The cyber world offers such kids the opportunity to meet interesting and exciting people who excite their imagination. And children, including teens, are not always far-sighted or experienced enough to separate the grain from the chaff; the genuine people online from the cyber crooks and predators.

So how can strangers connect to your children online?

  • Through chat rooms like Chatroulette, TinyChatnext
  • Social media sites like Facebook, Twitter, You-Tube, Flickr, FourSquare
  • Messaging Apps like WhatsApp, Viber, Telegram,Whisper, SnapChat
  • Gaming Apps and devices, like PSP, XBOX
  • Emails and text messages

Not all strangers are bad, but then how does one determine that in the virtual world where even the identity shared may not be true?  With the fear of cyber crooks, hackers and predators present, it is indeed necessary that we know how to keep our children safe when they go online. And NO, banning Internet at home is not the answer because they will simply access it elsewhere.

You can instead:

Communicate: All the time, anytime, talk to your kids. It can be about anything, but the intention should be to keep communication channels open, share and listen

Listen: We often do not pay full attention to what kids are saying and answer their series of queries with an absent-minded “Hmm?” This sends the wrong signal that you aren’t interested in knowing about his life and will effectively shut him up.

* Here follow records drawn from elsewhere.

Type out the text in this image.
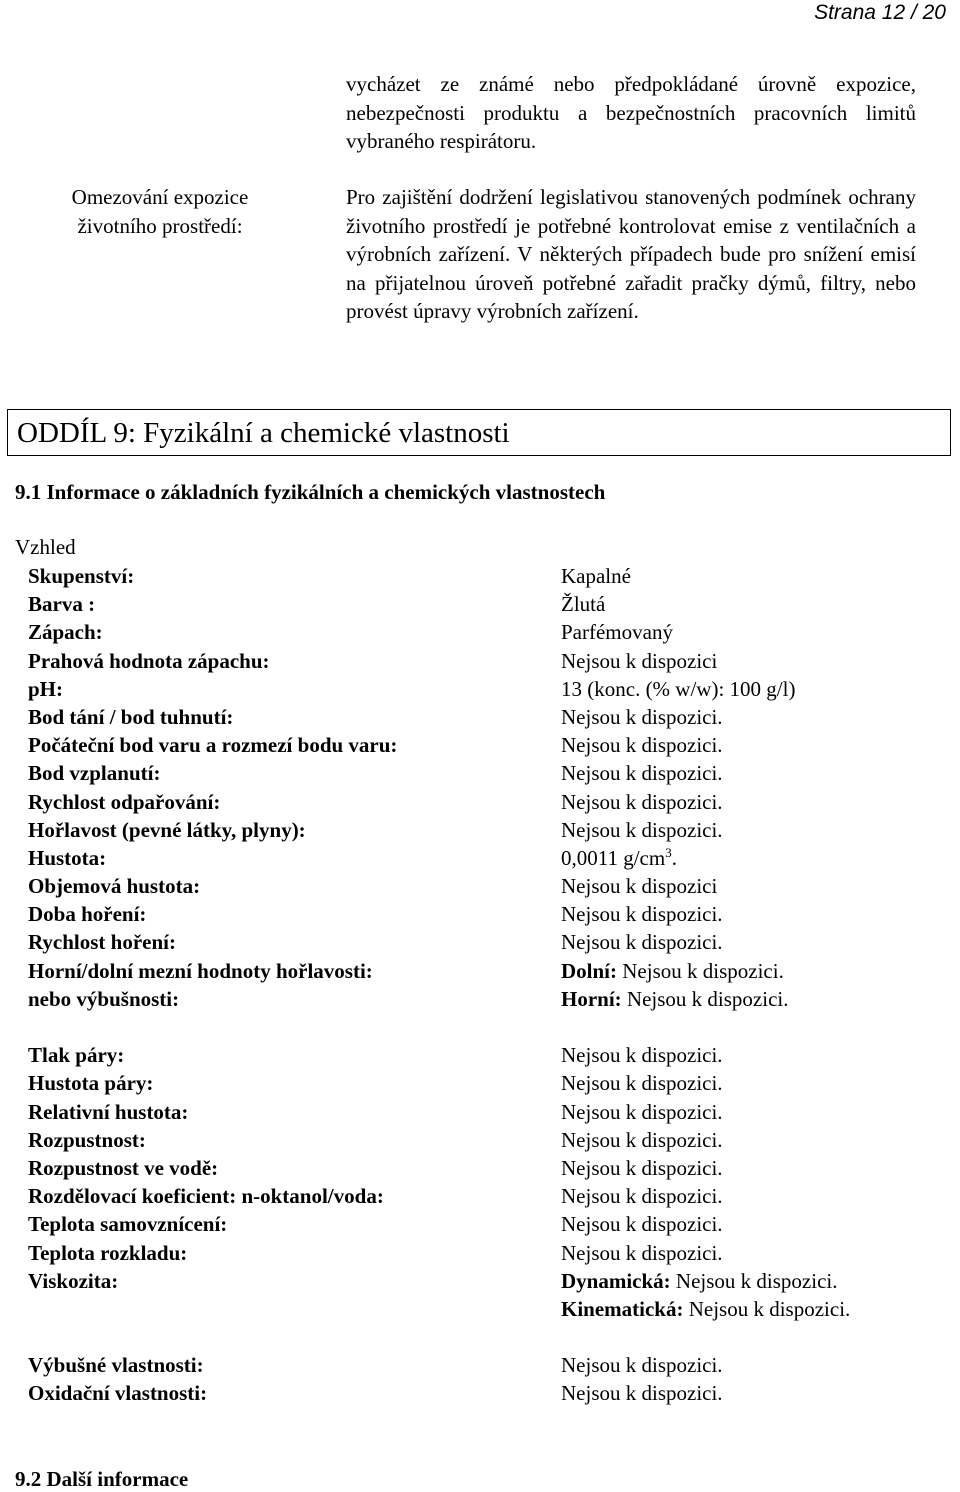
Strana 12 / 20
vycházet ze známé nebo předpokládané úrovně expozice, nebezpečnosti produktu a bezpečnostních pracovních limitů vybraného respirátoru.
Omezování expozice životního prostředí:
Pro zajištění dodržení legislativou stanovených podmínek ochrany životního prostředí je potřebné kontrolovat emise z ventilačních a výrobních zařízení. V některých případech bude pro snížení emisí na přijatelnou úroveň potřebné zařadit pračky dýmů, filtry, nebo provést úpravy výrobních zařízení.
ODDÍL 9: Fyzikální a chemické vlastnosti
9.1 Informace o základních fyzikálních a chemických vlastnostech
Vzhled
Skupenství:	Kapalné
Barva :	Žlutá
Zápach:	Parfémovaný
Prahová hodnota zápachu:	Nejsou k dispozici
pH:	13 (konc. (% w/w): 100 g/l)
Bod tání / bod tuhnutí:	Nejsou k dispozici.
Počáteční bod varu a rozmezí bodu varu:	Nejsou k dispozici.
Bod vzplanutí:	Nejsou k dispozici.
Rychlost odpařování:	Nejsou k dispozici.
Hořlavost (pevné látky, plyny):	Nejsou k dispozici.
Hustota:	0,0011 $g/cm^3$.
Objemová hustota:	Nejsou k dispozici
Doba hoření:	Nejsou k dispozici.
Rychlost hoření:	Nejsou k dispozici.
Horní/dolní mezní hodnoty hořlavosti:	Dolní: Nejsou k dispozici.
nebo výbušnosti:	Horní: Nejsou k dispozici.
Tlak páry:	Nejsou k dispozici.
Hustota páry:	Nejsou k dispozici.
Relativní hustota:	Nejsou k dispozici.
Rozpustnost:	Nejsou k dispozici.
Rozpustnost ve vodě:	Nejsou k dispozici.
Rozdělovací koeficient: n-oktanol/voda:	Nejsou k dispozici.
Teplota samovznícení:	Nejsou k dispozici.
Teplota rozkladu:	Nejsou k dispozici.
Viskozita:	Dynamická: Nejsou k dispozici.
Kinematická: Nejsou k dispozici.
Výbušné vlastnosti:	Nejsou k dispozici.
Oxidační vlastnosti:	Nejsou k dispozici.
9.2 Další informace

Use security software: On all devices-including every laptop, tablet and smartphone in the house. Keep parental controls turned on. Disable webcams and chatrooms. I strongly recommend McAfee Total Protection. Just try it!

Family time: Express your love for your child all the time, even after you have chastised him. Set aside time for activities that your whole family loves doing. Spend time online with kids, playing games, checking out new devices, watching You-Tube videos of interest

Make Social media usage rules: the whole family should abide by them. Prohibit children from sending out friend request to strangers or accepting their friendship without your consent. Restrict social media access time and device. It’s advisable not to allow kids the privilege of accessing internet on their phones till they are mature enough to do the right thing. There should be penalties for breach of rules.

  • Monitor: yes you can and should, just the way you do in real life. Be especially vigilant if child changes screen when someone enters the room, wipes browser history, surfs incognito
  • Share and discuss: Everyone should share, say at the dinner table, if they have received a new friend request, inappropriate message, picture etc. and then the whole family should discuss how to handle it. Share stories about predators, ask children if their friends have faced similar issues
  • Say NO: you are the parent and so you have every right to say no when the occasion demands. But do so firmly but lovingly. You are the parent first and their safety is your concern. Children know that, even if they rebel against it

 This is what you should teach your child when they start online socializing: STOP. THINK. CONNECT

Being a parent is a difficult task, and the net has made it a wee bit more complicated. As Cybermum, my advice to you would be, be there for your child and keep an eye on his friends, online activities and change in behaviour. Do this till the child is mature and responsible enough to surf responsibly.